If you’re missing Percy Jackson, Harry Potter, or Hiccup and Toothless, Taran Matharu’s The Novice, might be a good next read for you. It has a unique, bullied protagonist, a fantasy school, and mythical creatures. It’s everything 11–13-year-olds like to read about in one book.

Fletcher is our picked-on main character, who, through a series of unfortunate events, gets the chance to attend a school for summoning demons. Which apparently isn’t as evil as it sounds. Fletcher makes unlikely friends and gets into a lot of mischief (a la Harry Potter style). But other than his unique situation and friends, there’s really nothing all that extraordinary about Fletcher’s voice, which could be a good or bad thing depending on your reading preferences. If you like when the underdog wins, go into this one full throttle (not that the underdog necessarily wins).

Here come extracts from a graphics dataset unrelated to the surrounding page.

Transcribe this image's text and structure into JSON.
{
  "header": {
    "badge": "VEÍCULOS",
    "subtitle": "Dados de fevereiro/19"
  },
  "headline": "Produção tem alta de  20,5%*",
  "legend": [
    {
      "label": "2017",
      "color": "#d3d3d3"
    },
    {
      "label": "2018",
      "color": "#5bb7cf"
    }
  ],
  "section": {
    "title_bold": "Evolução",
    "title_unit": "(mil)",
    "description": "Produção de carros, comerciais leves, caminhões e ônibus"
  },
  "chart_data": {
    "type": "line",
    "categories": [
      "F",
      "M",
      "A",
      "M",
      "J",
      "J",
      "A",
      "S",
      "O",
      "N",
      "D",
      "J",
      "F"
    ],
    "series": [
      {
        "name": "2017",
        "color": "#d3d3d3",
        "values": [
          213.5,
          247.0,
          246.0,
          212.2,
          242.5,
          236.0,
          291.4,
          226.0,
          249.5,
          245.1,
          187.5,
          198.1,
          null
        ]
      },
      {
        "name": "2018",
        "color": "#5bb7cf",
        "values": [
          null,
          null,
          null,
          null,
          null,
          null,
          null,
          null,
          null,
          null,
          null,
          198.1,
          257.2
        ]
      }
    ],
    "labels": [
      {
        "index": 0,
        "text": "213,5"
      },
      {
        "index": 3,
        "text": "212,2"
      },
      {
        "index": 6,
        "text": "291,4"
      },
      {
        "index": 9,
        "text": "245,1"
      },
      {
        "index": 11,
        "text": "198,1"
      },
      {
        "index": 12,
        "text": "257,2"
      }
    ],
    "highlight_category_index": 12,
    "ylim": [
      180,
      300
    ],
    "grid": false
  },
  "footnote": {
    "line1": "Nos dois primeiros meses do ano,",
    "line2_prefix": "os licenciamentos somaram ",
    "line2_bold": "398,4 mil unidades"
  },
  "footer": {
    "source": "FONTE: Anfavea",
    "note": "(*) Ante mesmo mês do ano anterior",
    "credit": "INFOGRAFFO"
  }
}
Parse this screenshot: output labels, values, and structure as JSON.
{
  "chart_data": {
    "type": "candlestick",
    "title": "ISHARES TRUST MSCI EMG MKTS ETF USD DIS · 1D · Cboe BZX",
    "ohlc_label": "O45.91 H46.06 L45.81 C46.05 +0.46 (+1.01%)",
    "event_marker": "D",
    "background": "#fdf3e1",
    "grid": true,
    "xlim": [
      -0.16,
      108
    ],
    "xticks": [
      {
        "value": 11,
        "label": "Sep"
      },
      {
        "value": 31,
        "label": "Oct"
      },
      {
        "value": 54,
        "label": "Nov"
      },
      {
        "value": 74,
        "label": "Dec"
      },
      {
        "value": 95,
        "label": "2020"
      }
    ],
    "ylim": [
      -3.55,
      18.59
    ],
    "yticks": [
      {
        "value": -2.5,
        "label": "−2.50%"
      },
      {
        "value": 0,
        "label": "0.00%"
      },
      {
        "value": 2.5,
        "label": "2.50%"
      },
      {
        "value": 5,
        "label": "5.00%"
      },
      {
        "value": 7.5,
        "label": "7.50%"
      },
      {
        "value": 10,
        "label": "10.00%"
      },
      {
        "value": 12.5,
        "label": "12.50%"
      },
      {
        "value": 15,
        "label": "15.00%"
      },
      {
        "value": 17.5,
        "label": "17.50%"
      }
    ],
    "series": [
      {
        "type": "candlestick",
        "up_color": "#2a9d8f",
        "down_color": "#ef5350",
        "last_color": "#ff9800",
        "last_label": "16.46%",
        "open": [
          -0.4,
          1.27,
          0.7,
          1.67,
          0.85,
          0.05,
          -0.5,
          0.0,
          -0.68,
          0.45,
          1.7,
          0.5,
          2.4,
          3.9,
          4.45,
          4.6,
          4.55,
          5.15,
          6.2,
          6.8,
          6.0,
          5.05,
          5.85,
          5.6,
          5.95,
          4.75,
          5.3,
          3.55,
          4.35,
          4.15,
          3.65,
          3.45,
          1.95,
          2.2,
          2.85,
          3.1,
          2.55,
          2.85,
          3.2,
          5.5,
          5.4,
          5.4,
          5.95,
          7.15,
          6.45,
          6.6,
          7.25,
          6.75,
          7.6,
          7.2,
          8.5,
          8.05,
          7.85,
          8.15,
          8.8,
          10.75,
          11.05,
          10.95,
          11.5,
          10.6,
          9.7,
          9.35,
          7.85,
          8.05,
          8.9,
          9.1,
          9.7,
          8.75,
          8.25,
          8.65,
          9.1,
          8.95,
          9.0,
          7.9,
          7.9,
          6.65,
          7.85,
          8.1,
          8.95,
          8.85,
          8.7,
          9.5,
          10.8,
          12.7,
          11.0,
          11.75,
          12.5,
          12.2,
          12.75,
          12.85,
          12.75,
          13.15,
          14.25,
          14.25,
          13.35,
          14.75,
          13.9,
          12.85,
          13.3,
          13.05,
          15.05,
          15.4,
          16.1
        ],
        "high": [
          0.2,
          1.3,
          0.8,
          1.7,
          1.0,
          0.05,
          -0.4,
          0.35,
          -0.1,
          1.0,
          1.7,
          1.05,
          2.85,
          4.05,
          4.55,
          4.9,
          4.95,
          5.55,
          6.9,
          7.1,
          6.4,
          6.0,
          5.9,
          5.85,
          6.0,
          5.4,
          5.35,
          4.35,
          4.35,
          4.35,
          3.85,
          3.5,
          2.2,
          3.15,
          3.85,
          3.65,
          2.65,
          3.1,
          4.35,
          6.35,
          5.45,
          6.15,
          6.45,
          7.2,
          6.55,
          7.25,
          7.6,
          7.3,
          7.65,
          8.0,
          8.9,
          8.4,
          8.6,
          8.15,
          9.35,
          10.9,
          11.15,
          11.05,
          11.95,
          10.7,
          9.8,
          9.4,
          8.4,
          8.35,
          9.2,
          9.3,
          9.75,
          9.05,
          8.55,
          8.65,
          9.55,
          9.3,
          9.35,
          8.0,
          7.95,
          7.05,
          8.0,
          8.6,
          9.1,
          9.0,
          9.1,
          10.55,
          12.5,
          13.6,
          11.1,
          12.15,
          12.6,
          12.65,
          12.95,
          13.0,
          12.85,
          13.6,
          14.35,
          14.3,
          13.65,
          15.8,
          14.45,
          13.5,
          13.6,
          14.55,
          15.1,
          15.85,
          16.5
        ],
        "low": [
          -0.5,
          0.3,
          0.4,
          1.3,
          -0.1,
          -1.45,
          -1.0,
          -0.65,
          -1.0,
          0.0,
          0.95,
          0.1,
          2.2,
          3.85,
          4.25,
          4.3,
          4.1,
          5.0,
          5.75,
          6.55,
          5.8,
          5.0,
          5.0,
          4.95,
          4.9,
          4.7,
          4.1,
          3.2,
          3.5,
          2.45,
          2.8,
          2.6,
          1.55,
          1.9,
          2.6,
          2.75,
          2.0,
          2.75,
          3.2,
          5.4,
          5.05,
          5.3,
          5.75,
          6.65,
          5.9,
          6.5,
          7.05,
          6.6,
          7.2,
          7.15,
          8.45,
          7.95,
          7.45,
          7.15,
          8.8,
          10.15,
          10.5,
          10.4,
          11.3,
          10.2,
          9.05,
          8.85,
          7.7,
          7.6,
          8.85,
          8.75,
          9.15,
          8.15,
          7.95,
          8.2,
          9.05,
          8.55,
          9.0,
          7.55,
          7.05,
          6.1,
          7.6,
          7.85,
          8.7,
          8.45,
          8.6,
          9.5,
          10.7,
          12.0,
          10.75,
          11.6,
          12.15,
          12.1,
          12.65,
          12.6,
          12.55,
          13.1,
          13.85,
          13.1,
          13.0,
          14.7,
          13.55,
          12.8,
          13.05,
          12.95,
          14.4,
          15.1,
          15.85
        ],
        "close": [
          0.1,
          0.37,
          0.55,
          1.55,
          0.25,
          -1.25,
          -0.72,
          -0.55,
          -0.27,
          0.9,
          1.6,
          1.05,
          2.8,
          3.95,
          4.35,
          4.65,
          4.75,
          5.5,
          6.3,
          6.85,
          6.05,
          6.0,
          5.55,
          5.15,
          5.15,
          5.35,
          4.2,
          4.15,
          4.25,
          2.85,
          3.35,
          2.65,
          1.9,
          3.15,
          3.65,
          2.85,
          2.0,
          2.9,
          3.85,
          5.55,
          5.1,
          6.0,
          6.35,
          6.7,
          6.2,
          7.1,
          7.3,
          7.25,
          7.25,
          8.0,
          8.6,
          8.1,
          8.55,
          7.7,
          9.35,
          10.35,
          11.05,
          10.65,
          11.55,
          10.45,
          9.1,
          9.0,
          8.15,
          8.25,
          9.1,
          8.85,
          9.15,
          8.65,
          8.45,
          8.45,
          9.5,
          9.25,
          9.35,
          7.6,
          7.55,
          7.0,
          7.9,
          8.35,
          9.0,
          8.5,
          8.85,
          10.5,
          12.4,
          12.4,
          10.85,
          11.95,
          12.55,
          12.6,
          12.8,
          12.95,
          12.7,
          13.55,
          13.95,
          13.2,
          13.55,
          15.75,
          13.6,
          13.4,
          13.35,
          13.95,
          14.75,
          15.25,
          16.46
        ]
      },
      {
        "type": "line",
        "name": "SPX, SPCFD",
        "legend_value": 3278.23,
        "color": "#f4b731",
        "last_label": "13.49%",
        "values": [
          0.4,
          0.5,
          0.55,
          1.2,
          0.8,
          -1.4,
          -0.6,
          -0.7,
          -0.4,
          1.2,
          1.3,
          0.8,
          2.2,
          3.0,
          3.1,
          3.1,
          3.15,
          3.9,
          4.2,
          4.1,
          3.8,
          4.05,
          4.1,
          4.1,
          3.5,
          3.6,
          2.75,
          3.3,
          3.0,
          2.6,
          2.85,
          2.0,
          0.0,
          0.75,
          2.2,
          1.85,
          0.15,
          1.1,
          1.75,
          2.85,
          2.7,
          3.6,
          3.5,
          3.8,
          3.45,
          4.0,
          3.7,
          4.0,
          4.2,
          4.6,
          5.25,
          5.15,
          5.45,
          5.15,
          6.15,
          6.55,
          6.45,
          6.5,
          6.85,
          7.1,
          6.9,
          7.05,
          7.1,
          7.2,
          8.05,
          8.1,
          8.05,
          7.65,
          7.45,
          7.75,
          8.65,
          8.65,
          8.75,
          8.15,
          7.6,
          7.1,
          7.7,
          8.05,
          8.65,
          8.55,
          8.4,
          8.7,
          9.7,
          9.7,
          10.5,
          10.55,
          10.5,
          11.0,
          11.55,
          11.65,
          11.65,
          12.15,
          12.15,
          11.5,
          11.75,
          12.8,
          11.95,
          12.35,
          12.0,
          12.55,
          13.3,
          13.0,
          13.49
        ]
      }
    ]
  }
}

As for the plot of the book, it was interesting. The school idea was fun, and I never really knew where the plot was going, as there were many surprising twists and turns. I just didn’t expect this book to be so politically based. (And no, I don’t mean it touches on current politics.) The antagonists are very politically and economically motivated, whereas I was expecting more action and adventure for our protagonist to respond to.  It’s part of the reason I knocked the book down a star rating.

The other reason I knocked it down involves the dialogue. It was very tell and less show. I often wondered why certain characters would just spill their life stories and secrets out to Fletcher. It was a little odd, and often made for some long-winded paragraphs. But, despite my two main critiques, this book did provide a fun, entertaining read. (Plus, I recently finished reading the sequel, and the two main issues I have with this book are not as much of an issue in books two and three.)

Like I said, this book is definitely for fans of Harry Potter, How to Train Your Dragon, and Percy Jackson. It’s got all of the same key elements with some fun twists of its own along the way.